In seiner großen Liebe sandte der Vater seinen Sohn, damit Er, der neue
Adam, die gesamte Schöpfung wiederherstelle und zu ihrer vollen Einheit
zurückführe. Er, der in unsere Mitte kam, hat den Anfang des neuen Gottesvolkes
gebildet, indem er Apostel und Jünger, Männer und Frauen, um sich sammelte als
ein lebendiges Abbild der in sich geeinten Menschheitsfamilie. Ihnen hat er die
universale Brüderlichkeit im Vater verkündet, der uns zu seiner Familie gemacht
hat, zu seinen Kindern und zu Geschwistern untereinander. So hat er die
Gleichheit durch Brüderlichkeit gelehrt, und Versöhnung durch gegenseitige
Vergebung.
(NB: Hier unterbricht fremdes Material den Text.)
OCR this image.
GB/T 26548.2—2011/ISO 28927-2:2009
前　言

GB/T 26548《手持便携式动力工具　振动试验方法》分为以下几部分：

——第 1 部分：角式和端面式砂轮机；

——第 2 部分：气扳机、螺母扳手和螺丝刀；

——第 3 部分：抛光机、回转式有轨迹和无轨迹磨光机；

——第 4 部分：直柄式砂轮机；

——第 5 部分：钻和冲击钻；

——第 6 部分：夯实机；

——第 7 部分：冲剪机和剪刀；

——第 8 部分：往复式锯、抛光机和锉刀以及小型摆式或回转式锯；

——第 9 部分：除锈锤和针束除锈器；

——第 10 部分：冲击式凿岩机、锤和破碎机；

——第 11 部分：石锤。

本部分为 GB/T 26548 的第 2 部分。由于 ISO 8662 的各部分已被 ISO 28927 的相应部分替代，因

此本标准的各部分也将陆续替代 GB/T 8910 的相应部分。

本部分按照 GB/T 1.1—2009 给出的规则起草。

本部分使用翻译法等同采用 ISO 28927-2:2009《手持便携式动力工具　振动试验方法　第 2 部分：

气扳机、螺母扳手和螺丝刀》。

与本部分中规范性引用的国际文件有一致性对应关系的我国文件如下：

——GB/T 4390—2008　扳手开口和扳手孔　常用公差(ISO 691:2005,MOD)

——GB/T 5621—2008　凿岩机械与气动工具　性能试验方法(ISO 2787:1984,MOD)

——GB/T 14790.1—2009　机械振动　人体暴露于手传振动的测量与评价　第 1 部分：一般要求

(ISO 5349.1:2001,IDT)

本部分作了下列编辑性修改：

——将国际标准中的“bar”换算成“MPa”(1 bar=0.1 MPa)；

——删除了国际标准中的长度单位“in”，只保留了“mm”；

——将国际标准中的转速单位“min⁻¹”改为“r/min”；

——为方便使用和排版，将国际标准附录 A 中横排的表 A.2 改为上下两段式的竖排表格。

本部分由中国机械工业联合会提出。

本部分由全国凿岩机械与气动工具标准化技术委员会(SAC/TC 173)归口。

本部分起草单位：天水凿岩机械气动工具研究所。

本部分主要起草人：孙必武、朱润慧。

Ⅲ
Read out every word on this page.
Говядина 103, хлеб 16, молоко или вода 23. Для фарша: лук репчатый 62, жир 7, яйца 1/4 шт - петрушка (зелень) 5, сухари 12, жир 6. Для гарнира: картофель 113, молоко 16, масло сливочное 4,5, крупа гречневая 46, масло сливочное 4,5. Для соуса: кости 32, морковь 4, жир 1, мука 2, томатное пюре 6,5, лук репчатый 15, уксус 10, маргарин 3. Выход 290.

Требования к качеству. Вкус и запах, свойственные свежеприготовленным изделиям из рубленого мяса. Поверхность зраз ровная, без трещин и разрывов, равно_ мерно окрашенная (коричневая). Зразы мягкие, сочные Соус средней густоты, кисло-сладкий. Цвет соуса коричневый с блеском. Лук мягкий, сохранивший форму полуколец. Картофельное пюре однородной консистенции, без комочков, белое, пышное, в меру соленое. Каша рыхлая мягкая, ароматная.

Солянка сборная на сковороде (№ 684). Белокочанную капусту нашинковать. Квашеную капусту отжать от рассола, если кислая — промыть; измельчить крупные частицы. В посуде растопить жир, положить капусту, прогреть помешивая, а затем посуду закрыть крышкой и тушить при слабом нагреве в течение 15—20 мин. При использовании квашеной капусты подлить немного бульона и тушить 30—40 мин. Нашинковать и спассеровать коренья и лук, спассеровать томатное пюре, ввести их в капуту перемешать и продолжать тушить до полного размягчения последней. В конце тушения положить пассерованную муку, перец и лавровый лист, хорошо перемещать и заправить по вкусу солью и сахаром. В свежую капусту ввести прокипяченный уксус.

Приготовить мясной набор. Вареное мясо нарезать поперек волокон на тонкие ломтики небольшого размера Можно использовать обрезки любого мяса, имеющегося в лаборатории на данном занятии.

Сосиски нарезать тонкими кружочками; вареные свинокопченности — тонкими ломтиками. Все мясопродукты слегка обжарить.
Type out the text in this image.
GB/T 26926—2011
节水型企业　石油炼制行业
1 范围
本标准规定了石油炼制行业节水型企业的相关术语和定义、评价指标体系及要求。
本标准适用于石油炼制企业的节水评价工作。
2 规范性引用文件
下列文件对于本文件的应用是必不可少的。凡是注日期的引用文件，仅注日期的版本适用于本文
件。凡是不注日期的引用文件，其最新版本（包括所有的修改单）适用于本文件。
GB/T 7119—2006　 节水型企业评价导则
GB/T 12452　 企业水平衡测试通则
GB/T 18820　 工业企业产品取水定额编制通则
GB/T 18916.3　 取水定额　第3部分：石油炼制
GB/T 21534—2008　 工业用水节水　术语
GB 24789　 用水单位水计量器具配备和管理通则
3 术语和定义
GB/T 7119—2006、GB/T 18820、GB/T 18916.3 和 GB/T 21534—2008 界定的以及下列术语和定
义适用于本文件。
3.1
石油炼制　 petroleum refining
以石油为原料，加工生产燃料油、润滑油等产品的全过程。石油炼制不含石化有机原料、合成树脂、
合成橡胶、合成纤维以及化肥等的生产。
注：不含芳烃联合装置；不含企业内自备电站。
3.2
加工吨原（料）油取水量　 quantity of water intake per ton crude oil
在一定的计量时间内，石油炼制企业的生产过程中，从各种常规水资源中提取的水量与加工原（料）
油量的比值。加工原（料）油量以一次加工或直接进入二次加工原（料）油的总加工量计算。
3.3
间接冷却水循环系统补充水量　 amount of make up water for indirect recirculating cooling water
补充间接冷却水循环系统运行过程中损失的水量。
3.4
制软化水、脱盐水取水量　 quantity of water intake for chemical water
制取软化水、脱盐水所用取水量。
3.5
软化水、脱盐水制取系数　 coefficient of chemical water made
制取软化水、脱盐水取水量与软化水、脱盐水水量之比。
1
Er hat die Strukturen der Macht und der Herrschaft auf den Kopf
gestellt, indem er selbst das Beispiel gab, wie man dienen und sich an den
letzten Platz stellen soll. Beim letzten Abendmahl hat er seinen Jüngern das
neue Gebot der gegenseitigen Liebe anvertraut: "Ein neues Gebot gebe ich
euch, daß ihr einander liebt; wie ich euch geliebt habe, so sollt auch ihr
einander lieben" (Joh 13,34; 15,12); er hat die Eucharistie eingesetzt,
die uns zur gegenseitigen Liebe befähigt, indem sie uns durch das eine Brot und
den einen Kelch nährt. Dann hat er sich an den Vater gewandt und von ihm, als
Summe seines Wollens, die Einheit aller nach dem Vorbild der dreifaltigen
Einheit erbeten: "...daß alle eins seien, wie Du, Vater, in mir und ich in
dir" (Joh 17,21).
Indem er sich dem Willen des Vaters anheimgab, hat er im Ostergeheimnis
jene Einheit vollendet, die er vom Vater erbeten und die zu leben er seine
Jünger angewiesen hatte. Mit seinem Kreuzestod hat er die Mauer niedergerissen,
die Völker trennt, und hat alle in der Einheit versöhnt (vgl. Eph 2,14-16); so
hat er uns gezeigt, daß Gemeinschaft und Einheit Früchte aus der Teilhabe am
Geheimnis seines Todes sind.
Die Herabkunft des Heiligen Geistes, der ersten Gabe an jene, die
glauben, hat die von Christus gewollte Einheit verwirklicht. Ausgegossen über
die im Abendmahlsaal mit Maria versammelten Jünger, machte der Geist die Kirche
sichtbar, die sich von ihrem ersten Augenblick an darstellt als brüderliche
Gemeinschaft in der Einheit des Herzens und der Seele (vgl. Apg 4,32).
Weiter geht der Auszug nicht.